Beragam capaian membanggakan telah diraih mahasiswa yang akrab disapa Inda itu. Sejak memulai perkuliahan di NTUST pada Maret 2016 silam, bersama tim, Inda telah tujuh kali mengikuti berbagai konferensi, baik tingkat nasional Taiwan maupun internasional.

“Memang, konferensi menjadi syarat kelulusan sebelum seseorang menamatkan studi master,” katanya.

Inda mengaku bersyukur. Sebab, di NTUST, ia menemukan profesor yang begitu care untuk diajak diskusi dan konsultasi seputar keilmuan yang Inda tekuni, yakni Teknobiomedik.

Dalam dua bulan terakhir, atas konferensi yang ia ikuti, Inda bersama tim mendapatkan predikat sebagai The Best Poster pada 2017 Taiwan Biomechanics Workshop dan Excellent Poster pada 2017 Taiwan Biomechanics Annual Symposium.
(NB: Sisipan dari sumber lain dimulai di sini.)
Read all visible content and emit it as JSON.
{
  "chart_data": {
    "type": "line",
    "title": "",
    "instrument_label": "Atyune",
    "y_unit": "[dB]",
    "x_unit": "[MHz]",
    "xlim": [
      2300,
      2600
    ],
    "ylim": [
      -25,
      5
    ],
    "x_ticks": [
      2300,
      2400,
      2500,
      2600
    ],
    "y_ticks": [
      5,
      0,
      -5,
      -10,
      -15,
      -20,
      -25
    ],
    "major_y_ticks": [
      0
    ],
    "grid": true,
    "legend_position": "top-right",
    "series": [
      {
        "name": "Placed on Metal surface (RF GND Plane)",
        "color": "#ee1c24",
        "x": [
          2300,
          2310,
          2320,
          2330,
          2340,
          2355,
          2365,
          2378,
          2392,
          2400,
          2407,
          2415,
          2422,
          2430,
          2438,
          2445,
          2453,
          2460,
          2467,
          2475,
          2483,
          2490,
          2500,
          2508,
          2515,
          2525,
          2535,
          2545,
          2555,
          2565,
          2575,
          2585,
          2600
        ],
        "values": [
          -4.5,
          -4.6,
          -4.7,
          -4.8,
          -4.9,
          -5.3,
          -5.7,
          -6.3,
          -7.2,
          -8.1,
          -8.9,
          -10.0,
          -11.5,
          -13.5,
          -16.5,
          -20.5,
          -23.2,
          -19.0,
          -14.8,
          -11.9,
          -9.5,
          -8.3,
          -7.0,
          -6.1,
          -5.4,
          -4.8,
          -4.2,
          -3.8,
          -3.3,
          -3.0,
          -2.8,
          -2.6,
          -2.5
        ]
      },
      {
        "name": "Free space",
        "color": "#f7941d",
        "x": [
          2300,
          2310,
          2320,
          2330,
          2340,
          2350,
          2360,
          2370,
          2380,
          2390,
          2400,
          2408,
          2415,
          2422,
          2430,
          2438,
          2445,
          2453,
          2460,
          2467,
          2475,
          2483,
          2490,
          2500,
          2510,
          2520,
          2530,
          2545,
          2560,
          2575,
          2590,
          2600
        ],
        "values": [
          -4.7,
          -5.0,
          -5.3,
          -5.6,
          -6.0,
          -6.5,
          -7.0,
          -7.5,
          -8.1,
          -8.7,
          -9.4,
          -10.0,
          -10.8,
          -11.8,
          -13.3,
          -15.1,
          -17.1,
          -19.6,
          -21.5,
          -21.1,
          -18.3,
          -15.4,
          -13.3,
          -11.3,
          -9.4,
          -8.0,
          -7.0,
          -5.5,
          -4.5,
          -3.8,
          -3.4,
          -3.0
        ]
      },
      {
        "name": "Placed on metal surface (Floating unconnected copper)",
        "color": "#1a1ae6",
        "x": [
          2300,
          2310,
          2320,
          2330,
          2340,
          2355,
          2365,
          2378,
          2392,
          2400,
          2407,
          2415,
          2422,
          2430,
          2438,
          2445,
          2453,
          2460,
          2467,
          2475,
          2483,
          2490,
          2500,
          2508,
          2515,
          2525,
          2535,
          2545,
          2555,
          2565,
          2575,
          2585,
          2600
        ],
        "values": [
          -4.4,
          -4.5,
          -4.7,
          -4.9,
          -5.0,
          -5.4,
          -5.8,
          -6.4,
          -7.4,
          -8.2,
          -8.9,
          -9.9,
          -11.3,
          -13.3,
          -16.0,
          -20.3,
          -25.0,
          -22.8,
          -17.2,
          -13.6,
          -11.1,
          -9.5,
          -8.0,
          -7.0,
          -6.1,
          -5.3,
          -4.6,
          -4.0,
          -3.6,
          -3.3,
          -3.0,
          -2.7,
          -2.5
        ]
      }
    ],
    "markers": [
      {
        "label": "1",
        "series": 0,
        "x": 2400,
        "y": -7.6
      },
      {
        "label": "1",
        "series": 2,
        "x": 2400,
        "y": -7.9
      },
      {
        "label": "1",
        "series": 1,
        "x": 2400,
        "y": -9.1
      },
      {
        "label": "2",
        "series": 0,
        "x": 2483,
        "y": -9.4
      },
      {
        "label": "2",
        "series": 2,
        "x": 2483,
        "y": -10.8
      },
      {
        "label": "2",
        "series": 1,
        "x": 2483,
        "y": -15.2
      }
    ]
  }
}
Inda yang bertindak sebagai penulis utama dalam timnya, mengalahkan ratusan peserta lain dari beragam perguruan tinggi di Taiwan. Dua konferensi itu masing-masing ia ikuti pada bulan 14 Oktober dan 18-19 November lalu.

“Sebenarnya hal menarik di sini (di NTUST, -red) adalah setiap dosen pembimbing akan mendorong mahasiswanya utuk ikut konferensi sebanyak-banyaknya, supaya bisa saling sharing tentang topik penelitian pada bidang tertentu,” ujar perempuan kelahiran Jombang, 30 November, 1991 itu.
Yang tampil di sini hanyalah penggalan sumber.